Il fallait donc faire un travail de communication pour ouvrir le conservatoire. Et à côté de ça, repenser la pédagogie. Dans le théâtre classique, la conception du travail est très texto-centrée, la voix est prépondérante et on joue surtout avec le visage. Alors qu'on peut aussi tester d'autres styles et travailler avec le corps. On s'est mis à organiser des masterclass, des analyses du jeu et du spectacle, des ateliers d'improvisation...
En 2014, on a créé une classe égalité des chances avec comme objectif de faire entrer les jeunes issus de milieux défavorisés dans les meilleures écoles de théâtre. Dans ce domaine, le Conservatoire de Paris, c'est le Graal. Ils prennent 30 élèves sur 2000 inscrits. Et la diversité à cette époque, c'était peanuts.
C'était un espace d'échange et de partage. De mixité sociale aussi, parce que débarquer dans une école parisienne sans avoir les codes, c'est compliqué.
Première année du programme : 4 comédiens se présentent au concours, 3 sont retenus, c'était inespéré ! Il y en avait bien une dizaine des cours Florent, mais sur 200 candidats. Notre ratio était bien meilleur.
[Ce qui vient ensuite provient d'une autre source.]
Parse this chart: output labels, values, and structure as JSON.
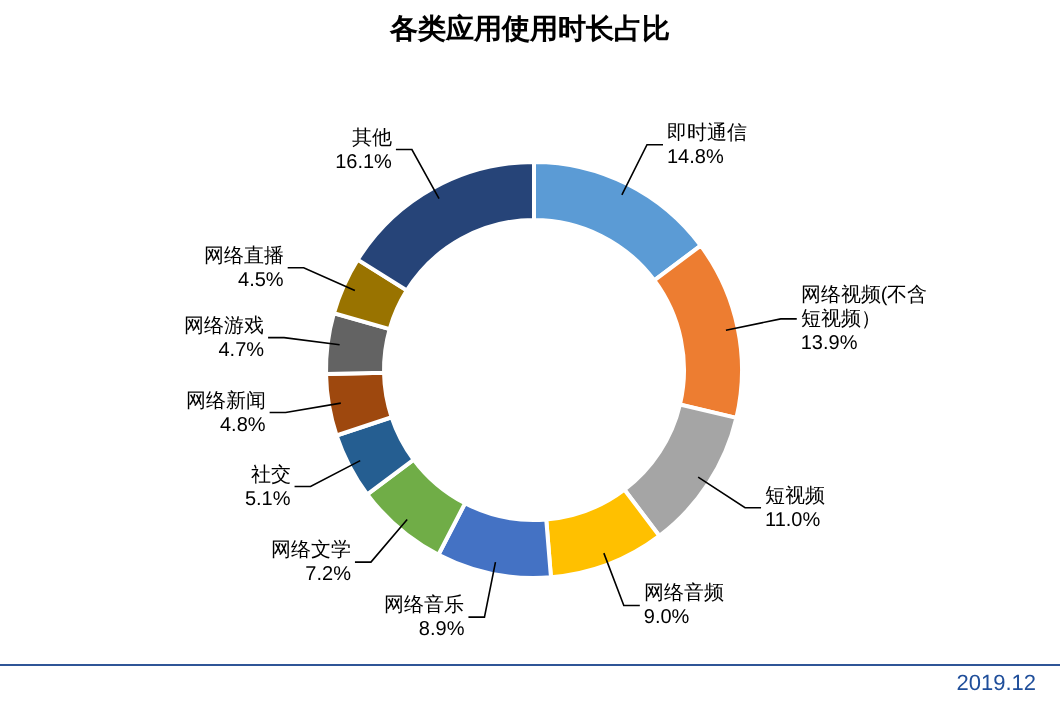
{
  "chart_data": {
    "type": "donut",
    "title": "各类应用使用时长占比",
    "categories": [
      "即时通信",
      "网络视频(不含短视频）",
      "短视频",
      "网络音频",
      "网络音乐",
      "网络文学",
      "社交",
      "网络新闻",
      "网络游戏",
      "网络直播",
      "其他"
    ],
    "values": [
      14.8,
      13.9,
      11.0,
      9.0,
      8.9,
      7.2,
      5.1,
      4.8,
      4.7,
      4.5,
      16.1
    ],
    "value_labels": [
      "14.8%",
      "13.9%",
      "11.0%",
      "9.0%",
      "8.9%",
      "7.2%",
      "5.1%",
      "4.8%",
      "4.7%",
      "4.5%",
      "16.1%"
    ],
    "colors": [
      "#5b9bd5",
      "#ed7d31",
      "#a5a5a5",
      "#ffc000",
      "#4472c4",
      "#70ad47",
      "#255e91",
      "#9e480e",
      "#636363",
      "#997300",
      "#264478"
    ],
    "annotations": [
      "2019.12"
    ]
  }
}
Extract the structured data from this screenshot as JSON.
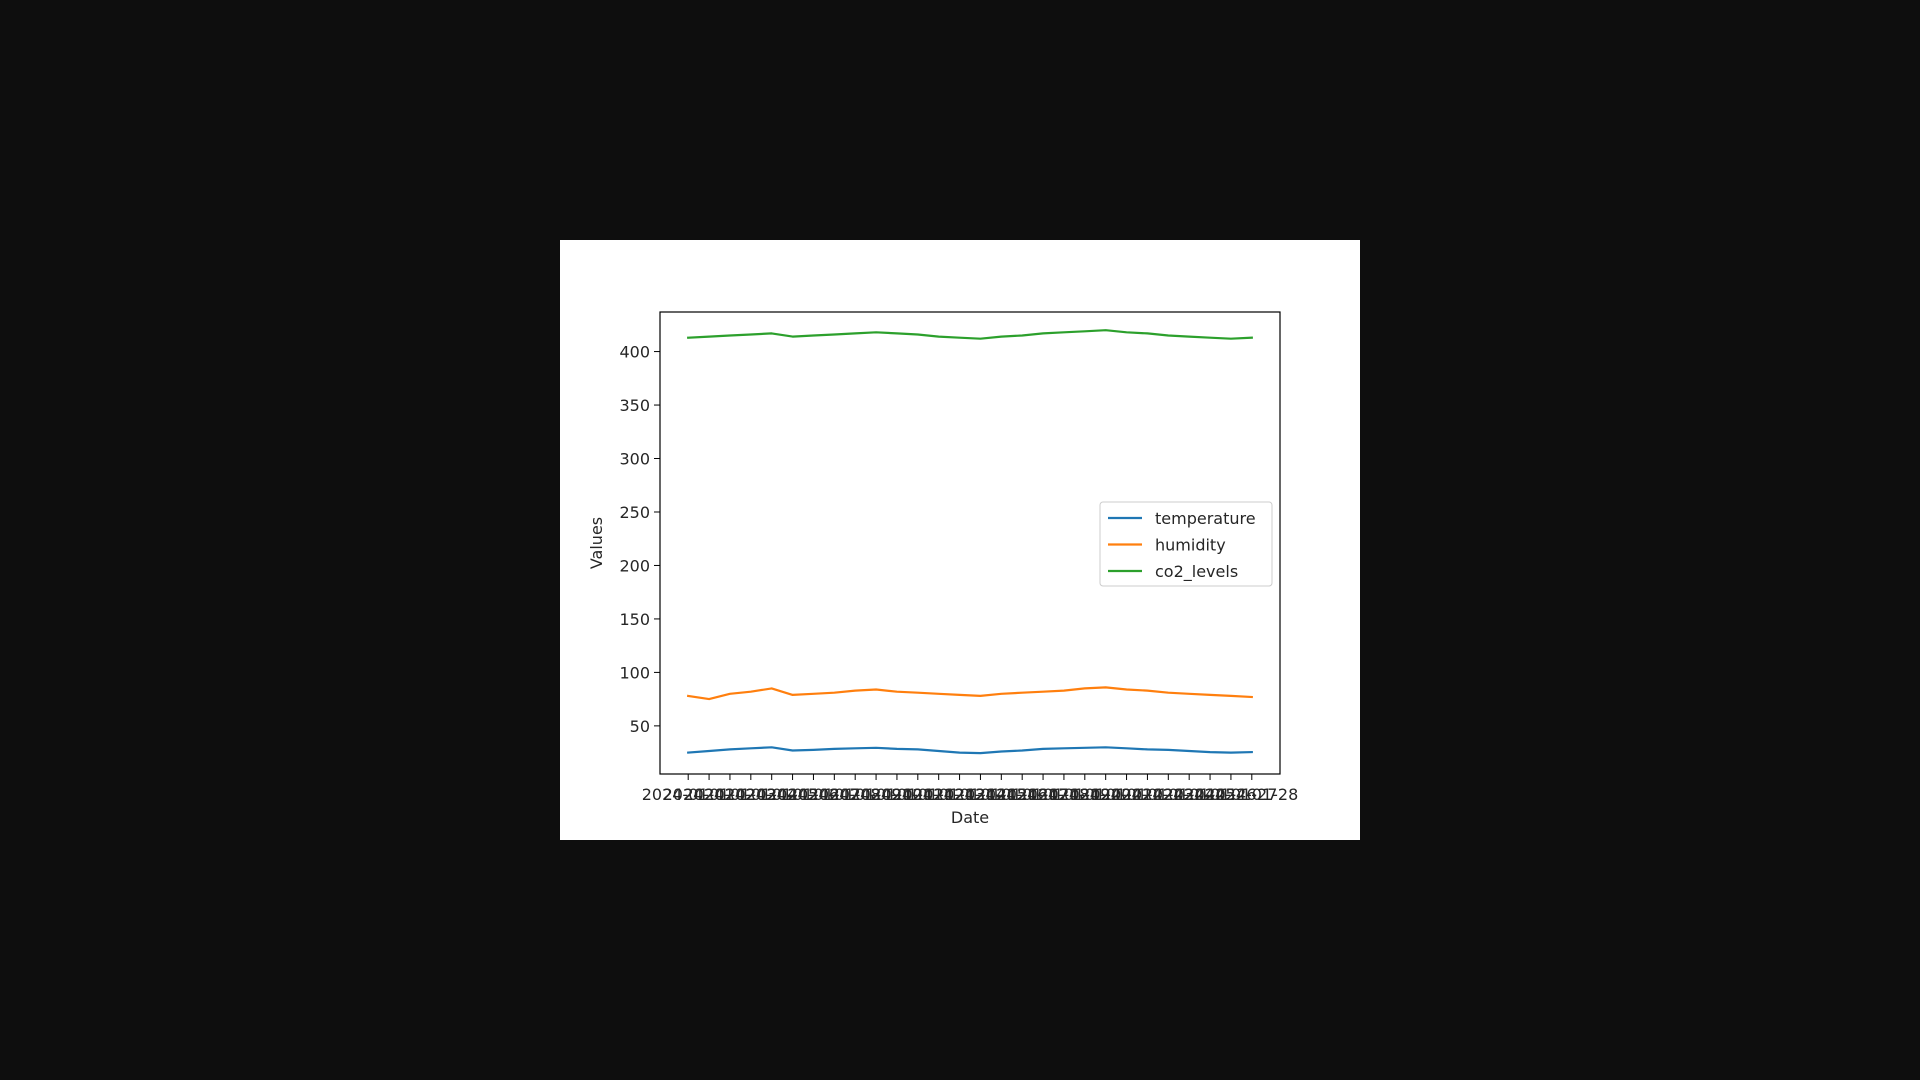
{
  "chart_data": {
    "type": "line",
    "title": "",
    "xlabel": "Date",
    "ylabel": "Values",
    "x": [
      "2024-01-01",
      "2024-01-02",
      "2024-01-03",
      "2024-01-04",
      "2024-01-05",
      "2024-01-06",
      "2024-01-07",
      "2024-01-08",
      "2024-01-09",
      "2024-01-10",
      "2024-01-11",
      "2024-01-12",
      "2024-01-13",
      "2024-01-14",
      "2024-01-15",
      "2024-01-16",
      "2024-01-17",
      "2024-01-18",
      "2024-01-19",
      "2024-01-20",
      "2024-01-21",
      "2024-01-22",
      "2024-01-23",
      "2024-01-24",
      "2024-01-25",
      "2024-01-26",
      "2024-01-27",
      "2024-01-28"
    ],
    "ylim": [
      5,
      437
    ],
    "yticks": [
      50,
      100,
      150,
      200,
      250,
      300,
      350,
      400
    ],
    "grid": false,
    "legend_position": "center-right",
    "series": [
      {
        "name": "temperature",
        "color": "#1f77b4",
        "values": [
          25.0,
          26.5,
          28.0,
          29.0,
          30.0,
          27.0,
          27.5,
          28.5,
          29.0,
          29.5,
          28.5,
          28.0,
          26.5,
          25.0,
          24.5,
          26.0,
          27.0,
          28.5,
          29.0,
          29.5,
          30.0,
          29.0,
          28.0,
          27.5,
          26.5,
          25.5,
          25.0,
          25.5
        ]
      },
      {
        "name": "humidity",
        "color": "#ff7f0e",
        "values": [
          78.0,
          75.0,
          80.0,
          82.0,
          85.0,
          79.0,
          80.0,
          81.0,
          83.0,
          84.0,
          82.0,
          81.0,
          80.0,
          79.0,
          78.0,
          80.0,
          81.0,
          82.0,
          83.0,
          85.0,
          86.0,
          84.0,
          83.0,
          81.0,
          80.0,
          79.0,
          78.0,
          77.0
        ]
      },
      {
        "name": "co2_levels",
        "color": "#2ca02c",
        "values": [
          413.0,
          414.0,
          415.0,
          416.0,
          417.0,
          414.0,
          415.0,
          416.0,
          417.0,
          418.0,
          417.0,
          416.0,
          414.0,
          413.0,
          412.0,
          414.0,
          415.0,
          417.0,
          418.0,
          419.0,
          420.0,
          418.0,
          417.0,
          415.0,
          414.0,
          413.0,
          412.0,
          413.0
        ]
      }
    ]
  }
}
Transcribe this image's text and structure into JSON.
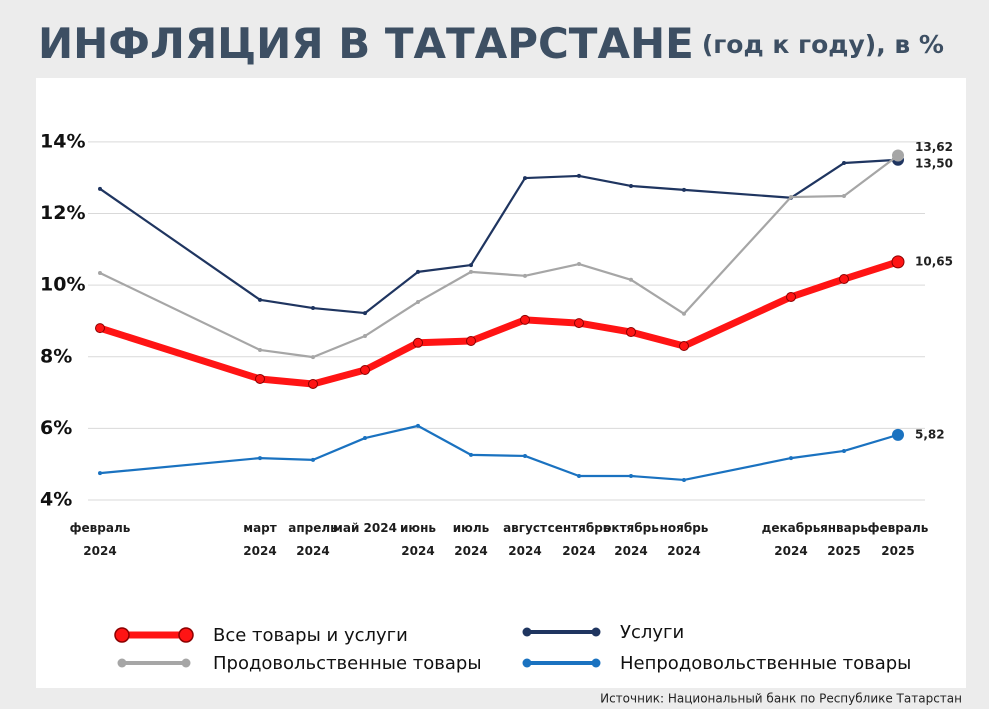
{
  "chart_data": {
    "type": "line",
    "title": "ИНФЛЯЦИЯ В ТАТАРСТАНЕ",
    "subtitle": "(год к году), в %",
    "source": "Источник: Национальный банк по Республике Татарстан",
    "categories": [
      "февраль 2024",
      "март 2024",
      "апрель 2024",
      "май 2024",
      "июнь 2024",
      "июль 2024",
      "август 2024",
      "сентябрь 2024",
      "октябрь 2024",
      "ноябрь 2024",
      "декабрь 2024",
      "январь 2025",
      "февраль 2025"
    ],
    "ylim": [
      4,
      14.5
    ],
    "yticks": [
      {
        "value": 4,
        "label": "4%"
      },
      {
        "value": 6,
        "label": "6%"
      },
      {
        "value": 8,
        "label": "8%"
      },
      {
        "value": 10,
        "label": "10%"
      },
      {
        "value": 12,
        "label": "12%"
      },
      {
        "value": 14,
        "label": "14%"
      }
    ],
    "grid": true,
    "series": [
      {
        "name": "Услуги",
        "color": "#1f3560",
        "values": [
          12.69,
          9.59,
          9.36,
          9.22,
          10.37,
          10.56,
          12.99,
          13.05,
          12.77,
          12.66,
          12.44,
          13.41,
          13.5
        ],
        "value_labels": [
          null,
          null,
          null,
          null,
          null,
          null,
          null,
          null,
          null,
          null,
          null,
          null,
          "13,50"
        ]
      },
      {
        "name": "Продовольственные товары",
        "color": "#a6a6a6",
        "values": [
          10.34,
          8.19,
          7.99,
          8.58,
          9.53,
          10.37,
          10.26,
          10.59,
          10.15,
          9.2,
          12.46,
          12.49,
          13.62
        ],
        "value_labels": [
          null,
          null,
          null,
          null,
          null,
          null,
          null,
          null,
          null,
          null,
          null,
          null,
          "13,62"
        ]
      },
      {
        "name": "Все товары и услуги",
        "color": "#ff1414",
        "values": [
          8.8,
          7.38,
          7.24,
          7.63,
          8.39,
          8.44,
          9.03,
          8.94,
          8.69,
          8.3,
          9.67,
          10.17,
          10.65
        ],
        "value_labels": [
          null,
          null,
          null,
          null,
          null,
          null,
          null,
          null,
          null,
          null,
          null,
          null,
          "10,65"
        ]
      },
      {
        "name": "Непродовольственные товары",
        "color": "#1a72c0",
        "values": [
          4.75,
          5.17,
          5.12,
          5.73,
          6.07,
          5.26,
          5.23,
          4.67,
          4.67,
          4.56,
          5.17,
          5.37,
          5.82
        ],
        "value_labels": [
          null,
          null,
          null,
          null,
          null,
          null,
          null,
          null,
          null,
          null,
          null,
          null,
          "5,82"
        ]
      }
    ]
  }
}
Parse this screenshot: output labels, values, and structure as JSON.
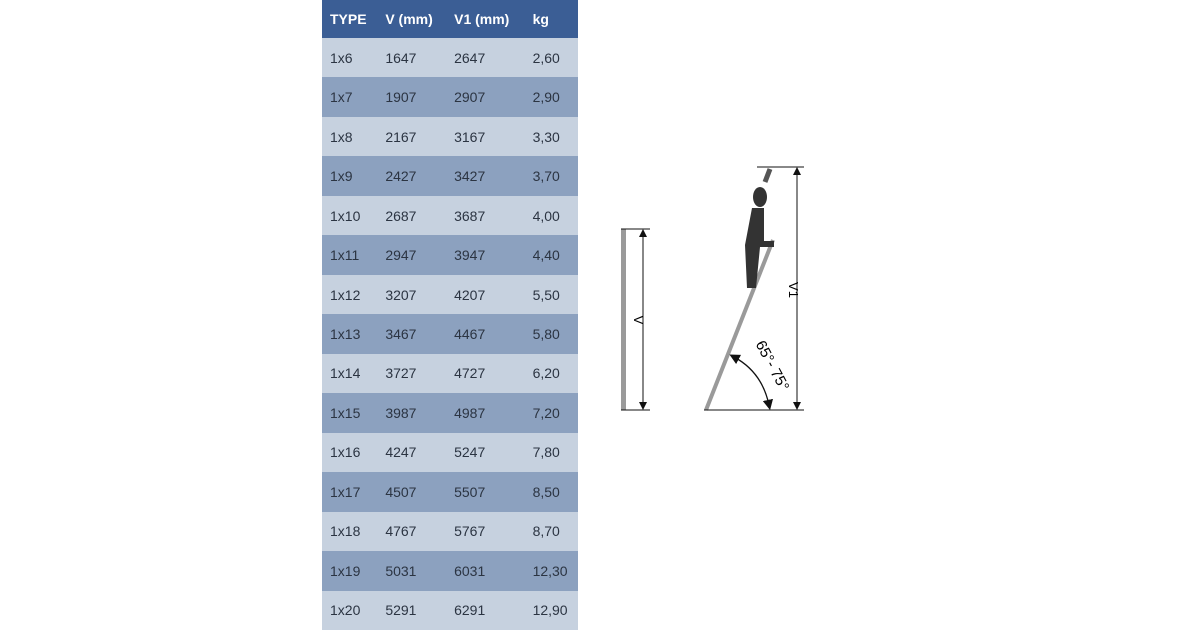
{
  "table": {
    "headers": [
      "TYPE",
      "V (mm)",
      "V1 (mm)",
      "kg"
    ],
    "rows": [
      [
        "1x6",
        "1647",
        "2647",
        "2,60"
      ],
      [
        "1x7",
        "1907",
        "2907",
        "2,90"
      ],
      [
        "1x8",
        "2167",
        "3167",
        "3,30"
      ],
      [
        "1x9",
        "2427",
        "3427",
        "3,70"
      ],
      [
        "1x10",
        "2687",
        "3687",
        "4,00"
      ],
      [
        "1x11",
        "2947",
        "3947",
        "4,40"
      ],
      [
        "1x12",
        "3207",
        "4207",
        "5,50"
      ],
      [
        "1x13",
        "3467",
        "4467",
        "5,80"
      ],
      [
        "1x14",
        "3727",
        "4727",
        "6,20"
      ],
      [
        "1x15",
        "3987",
        "4987",
        "7,20"
      ],
      [
        "1x16",
        "4247",
        "5247",
        "7,80"
      ],
      [
        "1x17",
        "4507",
        "5507",
        "8,50"
      ],
      [
        "1x18",
        "4767",
        "5767",
        "8,70"
      ],
      [
        "1x19",
        "5031",
        "6031",
        "12,30"
      ],
      [
        "1x20",
        "5291",
        "6291",
        "12,90"
      ]
    ]
  },
  "diagram": {
    "v_label": "V",
    "v1_label": "V1",
    "angle_label": "65°- 75°"
  },
  "colors": {
    "header": "#3b5e95",
    "row_light": "#c6d1df",
    "row_dark": "#8ca1bf",
    "ladder": "#9a9a9a"
  }
}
Cette plateforme pédagogique a été ensuite reprise par le ministère de la culture qui a commencé à mettre en place des classes égalité des chances. La première année on l'a fait bénévolement, ensuite on a reçu des financements pour le faire.
Mon inquiétude au final, c'était de convaincre mes collègues des les embaucher à la sortie de l'école. "Une Antigone noire ? Moi je veux bien, mais mon public..." C'est dingue, mais heureusement ça a bougé à ce niveau-là.
Avec l'équipe pédagogique, nous nous étions donné pour objectif de faire passer 80% des élèves au premier tour (les concours des écoles se passent en trois tours, ndlr). Sur 30 étudiants, 27 ont réussi et 20 ont été pris dans une école nationale.
Ce n'est pas forcément de mes spectacles dont je suis le plus fier, mais d'avoir été là à ce moment-là, c'est ça qui restera.
C'est important pour toi d'ouvrir le théâtre au plus grand nombre ?
Le théâtre aujourd'hui, c'est un milieu où il y a un entre-soi culturel et social, je me bats pour que ça s'ouvre. J'ai beaucoup travaillé à la Maison de la Culture de Bobigny, et parfois quand le public n'était pas au rendez-vous, je regardais la cité Pablo Picasso en face. Je me disais : "Ils sont à 10 mètres et on s'ignore. Pourquoi sont-ils coupés de ça ?"
Pour moi le théâtre c'est un service public. Il faut travailler pour attirer ce public qui ne vient pas, et pas seulement sur l'artistique. Réfléchir aux horaires, à la durée, au tarif... Nous on a testé 18h30, 40 minutes et entrée libre. C'était risqué, mais au moins si ça ne leur plaisait pas, ils n'auraient pas perdu grand chose. Et globalement ça a fonctionné ! Même s'ils passaient parfois à côté, ils venaient et passaient un bon moment.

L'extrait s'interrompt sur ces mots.